Early actinic keratoses are sometimes easier to feel than to see. They have a dry, sandpaper-like texture that you notice when you run your fingers across your skin. Visually, they look like small scaly patches on a pink or reddish base, with poorly defined edges. The color ranges from pink to reddish to brown. Some develop a thick, horn-like buildup of scale that projects outward, white to yellowish in color. These can appear as a single spot or in clusters across an area that’s had heavy sun exposure.
Merkel Cell Carcinoma: Rare but Fast
Merkel cell carcinoma is uncommon but grows rapidly. It appears as a firm, dome-shaped nodule that’s painless to the touch. The color can be red, purple, violet, or match the surrounding skin. It tends to develop on the face, head, or neck and can be mistaken for a cyst or other harmless bump. Because it grows quickly and can spread, a firm nodule that appears suddenly and keeps getting bigger should be evaluated promptly.
What to Look for in Practice
The most practical approach is getting familiar with your own skin.

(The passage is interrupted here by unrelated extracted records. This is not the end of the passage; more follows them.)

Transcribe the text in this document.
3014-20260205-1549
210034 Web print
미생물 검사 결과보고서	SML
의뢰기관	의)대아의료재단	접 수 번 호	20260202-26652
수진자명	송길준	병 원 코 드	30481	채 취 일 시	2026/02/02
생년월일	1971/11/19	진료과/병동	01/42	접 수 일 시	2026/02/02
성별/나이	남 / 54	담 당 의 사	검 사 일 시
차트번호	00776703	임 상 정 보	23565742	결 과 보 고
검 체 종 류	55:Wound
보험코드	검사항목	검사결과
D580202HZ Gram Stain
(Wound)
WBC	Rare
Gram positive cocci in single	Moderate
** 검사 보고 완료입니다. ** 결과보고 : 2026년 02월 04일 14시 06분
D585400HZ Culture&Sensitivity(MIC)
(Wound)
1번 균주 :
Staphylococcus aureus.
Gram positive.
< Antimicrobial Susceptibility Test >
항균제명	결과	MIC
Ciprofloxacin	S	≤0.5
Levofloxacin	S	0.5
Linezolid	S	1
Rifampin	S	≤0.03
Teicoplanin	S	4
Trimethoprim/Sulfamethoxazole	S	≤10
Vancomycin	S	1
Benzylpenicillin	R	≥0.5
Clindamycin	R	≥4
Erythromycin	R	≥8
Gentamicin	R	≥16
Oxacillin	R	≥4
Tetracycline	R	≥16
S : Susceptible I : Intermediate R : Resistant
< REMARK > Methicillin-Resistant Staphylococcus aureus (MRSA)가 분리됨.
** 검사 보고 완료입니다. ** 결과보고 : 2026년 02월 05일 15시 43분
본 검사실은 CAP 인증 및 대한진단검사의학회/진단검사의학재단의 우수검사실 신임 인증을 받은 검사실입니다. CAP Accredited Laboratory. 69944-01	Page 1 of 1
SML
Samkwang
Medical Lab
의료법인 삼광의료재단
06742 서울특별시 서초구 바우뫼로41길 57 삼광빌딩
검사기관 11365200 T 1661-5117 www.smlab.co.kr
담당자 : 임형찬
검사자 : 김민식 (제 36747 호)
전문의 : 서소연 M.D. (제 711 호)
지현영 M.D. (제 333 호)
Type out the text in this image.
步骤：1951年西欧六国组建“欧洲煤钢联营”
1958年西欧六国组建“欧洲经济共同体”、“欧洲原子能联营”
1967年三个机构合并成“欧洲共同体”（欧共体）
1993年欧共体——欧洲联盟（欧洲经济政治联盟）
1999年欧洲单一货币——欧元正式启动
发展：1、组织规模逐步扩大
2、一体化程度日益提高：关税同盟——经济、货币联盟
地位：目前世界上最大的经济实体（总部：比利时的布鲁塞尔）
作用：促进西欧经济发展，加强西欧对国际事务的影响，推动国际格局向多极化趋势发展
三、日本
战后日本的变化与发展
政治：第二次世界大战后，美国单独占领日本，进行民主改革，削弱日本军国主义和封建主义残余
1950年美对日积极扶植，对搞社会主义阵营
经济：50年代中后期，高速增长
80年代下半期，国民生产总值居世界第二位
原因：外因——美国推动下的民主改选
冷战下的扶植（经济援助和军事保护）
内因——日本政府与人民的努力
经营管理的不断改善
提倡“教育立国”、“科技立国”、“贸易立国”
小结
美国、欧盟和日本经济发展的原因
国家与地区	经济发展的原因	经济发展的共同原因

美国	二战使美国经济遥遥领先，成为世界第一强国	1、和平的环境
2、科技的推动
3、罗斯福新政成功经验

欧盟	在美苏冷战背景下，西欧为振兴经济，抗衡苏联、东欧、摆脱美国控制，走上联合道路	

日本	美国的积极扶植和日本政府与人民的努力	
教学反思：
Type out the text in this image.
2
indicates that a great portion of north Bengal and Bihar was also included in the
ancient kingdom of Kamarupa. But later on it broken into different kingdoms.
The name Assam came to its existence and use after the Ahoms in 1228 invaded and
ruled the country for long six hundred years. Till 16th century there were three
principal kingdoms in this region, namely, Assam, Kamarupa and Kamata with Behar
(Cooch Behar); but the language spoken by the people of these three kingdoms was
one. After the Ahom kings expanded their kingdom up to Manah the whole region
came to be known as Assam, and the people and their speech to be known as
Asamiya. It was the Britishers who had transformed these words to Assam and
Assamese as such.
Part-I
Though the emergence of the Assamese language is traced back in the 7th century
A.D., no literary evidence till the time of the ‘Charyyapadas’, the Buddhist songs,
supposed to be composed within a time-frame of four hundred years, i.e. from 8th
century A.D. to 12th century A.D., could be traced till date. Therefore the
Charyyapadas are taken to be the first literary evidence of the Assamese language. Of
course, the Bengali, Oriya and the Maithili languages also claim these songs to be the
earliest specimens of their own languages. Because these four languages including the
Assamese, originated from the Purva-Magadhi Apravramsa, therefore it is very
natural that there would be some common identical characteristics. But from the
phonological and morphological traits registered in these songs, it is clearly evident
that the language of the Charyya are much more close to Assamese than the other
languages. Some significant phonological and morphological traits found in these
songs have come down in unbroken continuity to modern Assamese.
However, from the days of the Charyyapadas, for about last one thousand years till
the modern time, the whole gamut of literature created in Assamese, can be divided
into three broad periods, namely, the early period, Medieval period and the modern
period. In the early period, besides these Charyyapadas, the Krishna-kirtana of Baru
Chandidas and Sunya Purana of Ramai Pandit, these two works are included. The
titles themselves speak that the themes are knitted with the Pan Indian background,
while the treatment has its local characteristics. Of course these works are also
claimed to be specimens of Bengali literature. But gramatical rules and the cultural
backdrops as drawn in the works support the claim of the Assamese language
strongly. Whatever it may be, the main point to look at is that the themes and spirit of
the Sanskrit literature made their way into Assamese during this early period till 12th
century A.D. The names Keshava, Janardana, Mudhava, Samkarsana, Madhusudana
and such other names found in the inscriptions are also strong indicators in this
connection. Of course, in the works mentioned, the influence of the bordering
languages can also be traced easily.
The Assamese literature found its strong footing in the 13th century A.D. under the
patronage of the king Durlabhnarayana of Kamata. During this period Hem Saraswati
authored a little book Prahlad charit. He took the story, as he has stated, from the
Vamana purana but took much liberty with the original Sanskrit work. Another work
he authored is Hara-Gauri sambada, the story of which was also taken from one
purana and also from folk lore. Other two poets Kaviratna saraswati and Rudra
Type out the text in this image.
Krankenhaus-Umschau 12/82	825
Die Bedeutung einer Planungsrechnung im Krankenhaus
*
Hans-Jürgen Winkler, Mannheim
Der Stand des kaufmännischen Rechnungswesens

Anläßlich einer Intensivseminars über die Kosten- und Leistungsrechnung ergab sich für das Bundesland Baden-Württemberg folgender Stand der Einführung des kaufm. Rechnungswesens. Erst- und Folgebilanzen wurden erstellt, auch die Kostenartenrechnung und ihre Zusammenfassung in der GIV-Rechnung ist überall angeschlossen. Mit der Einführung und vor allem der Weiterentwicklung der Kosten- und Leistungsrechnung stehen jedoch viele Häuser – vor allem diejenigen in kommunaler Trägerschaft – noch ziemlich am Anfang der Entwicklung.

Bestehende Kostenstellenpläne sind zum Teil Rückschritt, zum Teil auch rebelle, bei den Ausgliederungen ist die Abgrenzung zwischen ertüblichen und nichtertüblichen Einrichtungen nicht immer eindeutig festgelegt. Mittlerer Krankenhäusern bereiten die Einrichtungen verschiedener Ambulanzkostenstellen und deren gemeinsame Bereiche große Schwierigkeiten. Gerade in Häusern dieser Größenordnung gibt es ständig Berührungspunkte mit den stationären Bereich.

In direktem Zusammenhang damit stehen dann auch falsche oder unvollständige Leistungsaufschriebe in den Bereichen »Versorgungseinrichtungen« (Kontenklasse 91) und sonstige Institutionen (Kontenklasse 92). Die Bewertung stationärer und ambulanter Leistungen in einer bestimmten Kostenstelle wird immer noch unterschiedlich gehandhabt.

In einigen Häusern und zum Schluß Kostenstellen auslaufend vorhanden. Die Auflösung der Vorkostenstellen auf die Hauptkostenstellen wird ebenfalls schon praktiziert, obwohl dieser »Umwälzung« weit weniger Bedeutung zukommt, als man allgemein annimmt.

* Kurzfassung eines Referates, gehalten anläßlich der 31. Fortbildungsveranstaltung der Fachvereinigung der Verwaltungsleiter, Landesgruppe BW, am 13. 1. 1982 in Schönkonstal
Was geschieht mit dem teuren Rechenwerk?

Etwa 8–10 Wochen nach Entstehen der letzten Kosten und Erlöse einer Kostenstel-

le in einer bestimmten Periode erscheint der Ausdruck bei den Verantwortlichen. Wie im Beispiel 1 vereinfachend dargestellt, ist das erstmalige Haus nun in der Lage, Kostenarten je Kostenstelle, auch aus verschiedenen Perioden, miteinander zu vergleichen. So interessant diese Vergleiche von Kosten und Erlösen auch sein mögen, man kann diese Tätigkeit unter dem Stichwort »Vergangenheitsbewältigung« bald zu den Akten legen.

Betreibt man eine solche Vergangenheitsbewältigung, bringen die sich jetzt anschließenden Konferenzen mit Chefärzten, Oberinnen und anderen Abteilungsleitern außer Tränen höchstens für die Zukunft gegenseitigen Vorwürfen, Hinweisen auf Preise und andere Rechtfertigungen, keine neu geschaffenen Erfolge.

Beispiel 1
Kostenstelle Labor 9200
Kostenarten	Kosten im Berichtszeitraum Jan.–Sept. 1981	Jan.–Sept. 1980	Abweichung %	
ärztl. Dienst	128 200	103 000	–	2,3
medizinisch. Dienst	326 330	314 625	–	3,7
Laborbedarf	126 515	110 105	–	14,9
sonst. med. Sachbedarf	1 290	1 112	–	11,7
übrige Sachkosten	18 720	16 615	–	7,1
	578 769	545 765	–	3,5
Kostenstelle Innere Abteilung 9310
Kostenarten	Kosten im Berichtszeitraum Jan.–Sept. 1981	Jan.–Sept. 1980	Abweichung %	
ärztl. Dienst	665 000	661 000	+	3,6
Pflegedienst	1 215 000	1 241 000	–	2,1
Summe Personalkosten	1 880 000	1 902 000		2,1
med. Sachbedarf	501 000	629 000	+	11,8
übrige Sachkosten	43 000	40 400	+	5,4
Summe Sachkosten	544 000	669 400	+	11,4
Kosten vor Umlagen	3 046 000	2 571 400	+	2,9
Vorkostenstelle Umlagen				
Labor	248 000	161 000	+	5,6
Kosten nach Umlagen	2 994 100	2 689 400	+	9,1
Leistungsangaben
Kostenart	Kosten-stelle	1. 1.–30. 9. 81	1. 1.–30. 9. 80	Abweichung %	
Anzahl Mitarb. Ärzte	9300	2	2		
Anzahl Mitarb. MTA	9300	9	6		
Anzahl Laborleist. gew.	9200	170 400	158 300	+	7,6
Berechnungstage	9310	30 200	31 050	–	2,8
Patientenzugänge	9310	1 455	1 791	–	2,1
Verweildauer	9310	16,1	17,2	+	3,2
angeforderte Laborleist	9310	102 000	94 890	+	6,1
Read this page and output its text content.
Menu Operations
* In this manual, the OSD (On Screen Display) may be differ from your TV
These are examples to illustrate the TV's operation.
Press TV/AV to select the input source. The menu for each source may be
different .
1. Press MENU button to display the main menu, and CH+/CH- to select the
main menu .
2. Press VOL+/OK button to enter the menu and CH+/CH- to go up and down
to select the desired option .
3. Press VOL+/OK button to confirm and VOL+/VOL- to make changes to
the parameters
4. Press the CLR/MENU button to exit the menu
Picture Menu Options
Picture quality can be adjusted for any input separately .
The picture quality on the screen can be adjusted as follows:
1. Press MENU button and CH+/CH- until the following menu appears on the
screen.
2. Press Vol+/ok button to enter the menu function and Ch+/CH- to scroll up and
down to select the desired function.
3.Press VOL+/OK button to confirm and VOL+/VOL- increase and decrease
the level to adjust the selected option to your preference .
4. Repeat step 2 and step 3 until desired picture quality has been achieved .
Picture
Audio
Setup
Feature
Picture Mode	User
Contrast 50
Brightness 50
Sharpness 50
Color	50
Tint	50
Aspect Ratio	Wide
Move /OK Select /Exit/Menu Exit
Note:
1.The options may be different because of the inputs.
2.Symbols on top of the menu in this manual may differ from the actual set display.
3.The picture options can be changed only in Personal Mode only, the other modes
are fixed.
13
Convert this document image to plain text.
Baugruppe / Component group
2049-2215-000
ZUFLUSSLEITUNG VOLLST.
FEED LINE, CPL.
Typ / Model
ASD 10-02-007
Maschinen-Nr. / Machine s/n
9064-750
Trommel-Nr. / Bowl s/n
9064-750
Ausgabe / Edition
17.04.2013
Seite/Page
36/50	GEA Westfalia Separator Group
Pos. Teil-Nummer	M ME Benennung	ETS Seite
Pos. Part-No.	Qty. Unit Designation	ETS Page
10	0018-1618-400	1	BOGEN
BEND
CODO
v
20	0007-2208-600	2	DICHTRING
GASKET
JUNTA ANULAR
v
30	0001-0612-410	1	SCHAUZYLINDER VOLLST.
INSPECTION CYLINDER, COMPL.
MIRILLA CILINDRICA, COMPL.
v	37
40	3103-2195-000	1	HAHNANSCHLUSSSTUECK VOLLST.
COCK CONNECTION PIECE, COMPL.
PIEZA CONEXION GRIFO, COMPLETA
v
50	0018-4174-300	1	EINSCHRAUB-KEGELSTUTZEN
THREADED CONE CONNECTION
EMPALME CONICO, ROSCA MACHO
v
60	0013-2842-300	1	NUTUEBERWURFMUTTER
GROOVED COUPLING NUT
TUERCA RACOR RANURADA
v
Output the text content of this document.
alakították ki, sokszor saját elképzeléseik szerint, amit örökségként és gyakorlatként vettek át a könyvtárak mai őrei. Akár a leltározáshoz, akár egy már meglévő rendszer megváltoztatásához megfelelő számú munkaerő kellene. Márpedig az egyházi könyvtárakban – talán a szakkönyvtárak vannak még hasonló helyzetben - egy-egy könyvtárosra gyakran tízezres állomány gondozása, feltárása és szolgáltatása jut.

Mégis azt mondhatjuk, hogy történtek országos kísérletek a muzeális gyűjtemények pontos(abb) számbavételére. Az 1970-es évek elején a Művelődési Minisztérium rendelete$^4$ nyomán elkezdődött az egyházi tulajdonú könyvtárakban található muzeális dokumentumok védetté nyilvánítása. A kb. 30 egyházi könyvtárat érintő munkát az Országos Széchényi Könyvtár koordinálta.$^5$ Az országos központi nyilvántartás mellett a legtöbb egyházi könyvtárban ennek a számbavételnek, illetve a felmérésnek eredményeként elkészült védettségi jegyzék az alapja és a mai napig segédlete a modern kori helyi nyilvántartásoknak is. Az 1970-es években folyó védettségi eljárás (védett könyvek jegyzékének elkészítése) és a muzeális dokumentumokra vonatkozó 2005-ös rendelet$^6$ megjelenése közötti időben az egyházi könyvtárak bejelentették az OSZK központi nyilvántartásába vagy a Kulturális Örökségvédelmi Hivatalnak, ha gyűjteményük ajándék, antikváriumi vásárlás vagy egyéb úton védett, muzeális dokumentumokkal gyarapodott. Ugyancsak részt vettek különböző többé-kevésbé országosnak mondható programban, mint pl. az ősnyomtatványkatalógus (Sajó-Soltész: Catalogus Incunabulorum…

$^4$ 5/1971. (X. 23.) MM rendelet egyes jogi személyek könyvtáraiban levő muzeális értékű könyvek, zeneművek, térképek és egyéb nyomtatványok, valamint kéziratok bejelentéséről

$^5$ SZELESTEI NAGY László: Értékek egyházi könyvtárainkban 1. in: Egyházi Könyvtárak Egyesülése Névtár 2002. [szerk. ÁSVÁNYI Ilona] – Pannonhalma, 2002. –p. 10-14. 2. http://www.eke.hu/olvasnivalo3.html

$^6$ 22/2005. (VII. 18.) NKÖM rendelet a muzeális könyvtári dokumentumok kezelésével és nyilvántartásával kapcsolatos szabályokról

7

Know what your moles, freckles, and marks normally look like, so you can notice when something changes or when something new appears. The features that should prompt a closer look include any spot that is new and doesn’t go away after a few weeks, any existing mole that changes in size, shape, or color, any sore that won’t heal, and any bump or patch that looks different from everything else on your skin.
Skin cancer can look like a pimple, a scar, a wart, or a minor irritation. The common thread is that it persists and changes when ordinary skin issues would have resolved on their own.